Il est désormais titulaire du DES Jeps (diplôme d’Etat de sport) et entame le cursus du DEPF (diplôme d’entraîneur professionnel de football) qui doit le mener, dans quelques années, à prendre les rênes d’une formation de L1 ou L2. Dès l’arrêt de sa carrière de footballeur, le Réunionnais, né à Suresnes et demeurant à Orgeval, près de Saint-Germain-en-Laye, a embrassé la carrière d’entraîneur. D’abord en coachant des formations de niveau amateur puis, en 2018, en assistant Patrice Descamps, directeur du centre de formation d’Amiens, auprès des U17, U19 et N3. « J’étais manager ou assistant, je pouvais diriger les entraînements, faire de l’analyse vidéo, intervenir avec les préparateurs ou établir les mises en situation lors des matches. Une formidable école menée de front avec mon diplôme. »

L’Orgevalais n’est pas peu fier de son parcours professionnel. Depuis ses premiers pas dans la pouponnière du PSG – « c’est un non-sens d’avoir pris la décision de supprimer la réserve pro il y a un mois alors qu’elle s’était démenée pour se maintenir », dit-il, éberlué – jusqu’à sa dernière saison à Valenciennes, il n’a cessé de véhiculer l’image d’un milieu de terrain élégant, vif et clairvoyant. « J’ai passé des années formidables, notamment à l’OM et à Lorient. L’OM pour les titres avec des garçons qui savaient faire la part des choses. On pouvait déconner dans le vestiaire mais sur le terrain on était des guerriers. Lorient pour ma rencontre avec le coach Christian Gourcuff, dont le projet de jeu, certes immuable et bien défini, nous permettait, nous joueurs, de nous exprimer pleinement. On pouvait exprimer toutes nos qualités et on avait réponse à toutes nos questions, même quand on ne parvenait pas à mettre en place le plan de jeu. »

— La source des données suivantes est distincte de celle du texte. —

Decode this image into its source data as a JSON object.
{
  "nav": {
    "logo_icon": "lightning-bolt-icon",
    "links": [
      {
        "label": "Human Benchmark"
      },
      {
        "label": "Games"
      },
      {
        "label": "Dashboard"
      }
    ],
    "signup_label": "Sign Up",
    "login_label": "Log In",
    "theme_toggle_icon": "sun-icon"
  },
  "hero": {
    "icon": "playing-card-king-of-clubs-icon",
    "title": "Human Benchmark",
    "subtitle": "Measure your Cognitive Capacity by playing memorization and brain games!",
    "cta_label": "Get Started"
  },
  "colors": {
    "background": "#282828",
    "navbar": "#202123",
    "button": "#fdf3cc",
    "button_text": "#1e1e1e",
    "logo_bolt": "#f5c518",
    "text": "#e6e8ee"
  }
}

Christian Gourcuff,le maître à penser

Fabrice Abriel a gardé de ses années lorientaises le souci de donner aux joueurs des outils, des problématiques qui les épanouissent complètement. « C’était ce qui se faisait de mieux », assène-t-il, conscient que le métier de coach est devenu beaucoup plus volatil. « Le contexte a évolué. Les entraîneurs ont des contraintes d’efficacité et ils côtoient désormais des joueurs qui sont dans des projets de jeu de plus en plus jetables, je dirais. Quand ça ne va pas, on change. On change à la fois d’entraîneur, de système, de discours. Et le joueur zappe, passe rapidement à autre chose. »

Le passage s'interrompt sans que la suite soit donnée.